Lewis Southworth, also identified as Louis Southworth, was a pioneer and freed slave who settled a donation land claim in 1880 near Waldport in the U.S. state of Oregon. Born in Tennessee, he was brought to the territory by his "master", from whom he bought his freedom with cash earned chiefly from his expertise with the fiddle or violin. Southworth lived or worked near Monroe, Jacksonville, and Buena Vista before settling along a small tributary of the Alsea River, where he farmed and engaged in other enterprises and civic undertakings. After his wife died in 1901, Southworth bought a house in Corvallis, where he lived for the rest of his life.

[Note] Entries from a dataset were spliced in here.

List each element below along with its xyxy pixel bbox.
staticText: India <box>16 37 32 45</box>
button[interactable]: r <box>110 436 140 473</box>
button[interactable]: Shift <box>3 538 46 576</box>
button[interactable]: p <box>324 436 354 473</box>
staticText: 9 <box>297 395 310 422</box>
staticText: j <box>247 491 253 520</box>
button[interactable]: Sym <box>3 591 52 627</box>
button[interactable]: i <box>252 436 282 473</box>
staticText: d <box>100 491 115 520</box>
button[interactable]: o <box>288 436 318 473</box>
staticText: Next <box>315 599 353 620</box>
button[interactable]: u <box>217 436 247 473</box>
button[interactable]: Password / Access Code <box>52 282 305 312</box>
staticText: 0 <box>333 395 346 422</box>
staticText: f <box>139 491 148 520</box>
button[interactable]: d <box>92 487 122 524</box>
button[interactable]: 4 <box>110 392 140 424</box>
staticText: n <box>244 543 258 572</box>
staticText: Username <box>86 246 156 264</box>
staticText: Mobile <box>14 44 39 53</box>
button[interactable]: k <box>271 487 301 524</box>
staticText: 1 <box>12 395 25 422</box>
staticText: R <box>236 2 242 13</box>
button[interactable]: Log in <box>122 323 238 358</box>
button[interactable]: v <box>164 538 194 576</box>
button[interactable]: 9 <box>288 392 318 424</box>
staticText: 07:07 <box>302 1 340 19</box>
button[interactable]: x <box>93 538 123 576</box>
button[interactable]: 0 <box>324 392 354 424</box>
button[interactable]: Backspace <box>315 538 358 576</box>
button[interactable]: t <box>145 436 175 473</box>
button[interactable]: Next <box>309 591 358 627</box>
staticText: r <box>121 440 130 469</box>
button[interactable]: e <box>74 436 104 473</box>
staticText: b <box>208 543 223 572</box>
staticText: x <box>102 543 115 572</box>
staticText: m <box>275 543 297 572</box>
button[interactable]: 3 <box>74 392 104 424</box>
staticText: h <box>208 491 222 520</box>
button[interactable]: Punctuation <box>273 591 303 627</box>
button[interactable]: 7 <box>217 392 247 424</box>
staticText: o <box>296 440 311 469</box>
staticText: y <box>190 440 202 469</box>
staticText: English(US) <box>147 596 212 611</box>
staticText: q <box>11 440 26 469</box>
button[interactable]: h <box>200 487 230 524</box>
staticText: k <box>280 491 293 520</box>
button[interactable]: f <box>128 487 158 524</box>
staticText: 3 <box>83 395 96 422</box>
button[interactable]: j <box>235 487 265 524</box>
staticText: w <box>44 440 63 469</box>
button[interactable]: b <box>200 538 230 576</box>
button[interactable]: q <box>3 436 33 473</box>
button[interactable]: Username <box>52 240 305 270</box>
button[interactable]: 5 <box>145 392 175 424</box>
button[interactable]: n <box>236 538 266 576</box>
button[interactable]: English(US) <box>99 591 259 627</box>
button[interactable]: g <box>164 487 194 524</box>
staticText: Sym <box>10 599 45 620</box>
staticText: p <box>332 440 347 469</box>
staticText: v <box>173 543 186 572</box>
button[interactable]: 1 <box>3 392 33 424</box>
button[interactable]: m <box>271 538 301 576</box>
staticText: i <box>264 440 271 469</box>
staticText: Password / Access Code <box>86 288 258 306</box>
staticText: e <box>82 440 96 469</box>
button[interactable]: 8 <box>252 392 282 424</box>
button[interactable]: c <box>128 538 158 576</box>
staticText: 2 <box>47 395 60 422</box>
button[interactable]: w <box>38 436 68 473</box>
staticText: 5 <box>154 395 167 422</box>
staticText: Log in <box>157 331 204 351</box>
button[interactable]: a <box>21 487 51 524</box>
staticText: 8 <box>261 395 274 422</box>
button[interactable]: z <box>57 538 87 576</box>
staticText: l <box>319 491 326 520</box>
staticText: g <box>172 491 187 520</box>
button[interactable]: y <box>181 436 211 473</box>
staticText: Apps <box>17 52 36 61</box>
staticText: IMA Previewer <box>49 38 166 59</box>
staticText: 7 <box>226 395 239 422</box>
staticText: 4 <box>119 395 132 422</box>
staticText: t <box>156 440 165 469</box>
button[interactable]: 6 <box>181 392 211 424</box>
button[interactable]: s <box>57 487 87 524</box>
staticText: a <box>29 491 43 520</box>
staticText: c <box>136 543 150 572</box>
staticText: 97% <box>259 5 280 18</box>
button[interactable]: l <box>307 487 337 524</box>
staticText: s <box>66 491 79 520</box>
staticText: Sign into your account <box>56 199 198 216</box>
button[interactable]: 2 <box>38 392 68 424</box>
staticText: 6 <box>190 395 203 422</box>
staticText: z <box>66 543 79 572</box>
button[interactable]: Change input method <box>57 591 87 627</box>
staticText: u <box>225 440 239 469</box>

Southworth was the first African-American member of the Oregon militia. Southworth Creek, a small tributary of the Alsea River, is named in his honor.
Slave
In 1853, James Southworth, a Tennessee slave owner, had brought Southworth to the Oregon Territory as property. Slavery was not legal in the territory, and African Americans were prohibited from settling there. Efforts to discourage former slaves and their descendants from moving to Oregon continued through at least 1926, when a clause in the state constitution that made it illegal for African Americans to live in Oregon was repealed. Despite restrictions, James Southworth brought Lewis to Oregon and continued to regard him as his property. In 1854 Lewis Southworth settled on an abandoned donation land claim near Monroe, in Lane County. Another pioneer, Benjamin Richardson, allowed him to live there on a claim that Richardson’s son no longer wanted. According to an article in The Old Time Herald, James Southworth, thought to be cash-poor, lived with Lewis on the Richardson claim. Shortly thereafter, Lewis traveled to the gold fields near Jacksonville, where he earned $300 that he remitted to James in partial payment for his freedom. While returning from Jacksonville to Monroe, Lewis encountered soldiers fighting in the Rogue River Wars who threatened to confiscate his rifle. To avoid proceeding unarmed through dangerous places, Southworth joined the militia but was subsequently wounded in a skirmish in 1856. He was the first African-American member of the Oregon militia. Soon the James Southworth family moved again, this time to California to try gold mining, taking Lewis with them. While mining in Yreka, Lewis found fiddle playing more lucrative than looking for gold, and he subsequently taught violin and played for dance schools in Yreka and in Virginia City, Nevada. In this way, Lewis earned enough to pay James Southworth another $700 to be set free in 1858 or 1859. After Lewis bought his freedom, James Southworth circulated a petition in Lane Country, Oregon, to protect "slave property." The petition made its way to the state legislature, but was not adopted.
Lewis Southworth returned to Oregon, and by 1870 he was running a livery stable in Buena Vista and working as a blacksmith. He married Mary Cooper in 1873 and helped raise her adopted son, Alvin McCleary. Under provisions of the Homestead Act of 1862, Southworth acquired a land grant near the Alsea River upstream of Waldport, where he farmed, fished, hunted, built a sawmill, became active in community affairs, and played the fiddle for dances. He donated land for a school near Waldport and served as a chairman of the school board. After Cooper died in 1901, Southworth moved to Corvallis, where he bought and lived in a house at the corner of Southwest Fourth Street and Adams Avenue. He died in 1917 and is buried in Corvallis' Crystal Springs Cemetery next to his wife. The tributary along which Southworth lived near Waldport was until 2000 officially known as Darkey Creek. On the recommendation of the Oregon Geographic Names Board, it was changed by the U.S. Board on Geographic Names to Southworth Creek in 2000 in honor of Southworth.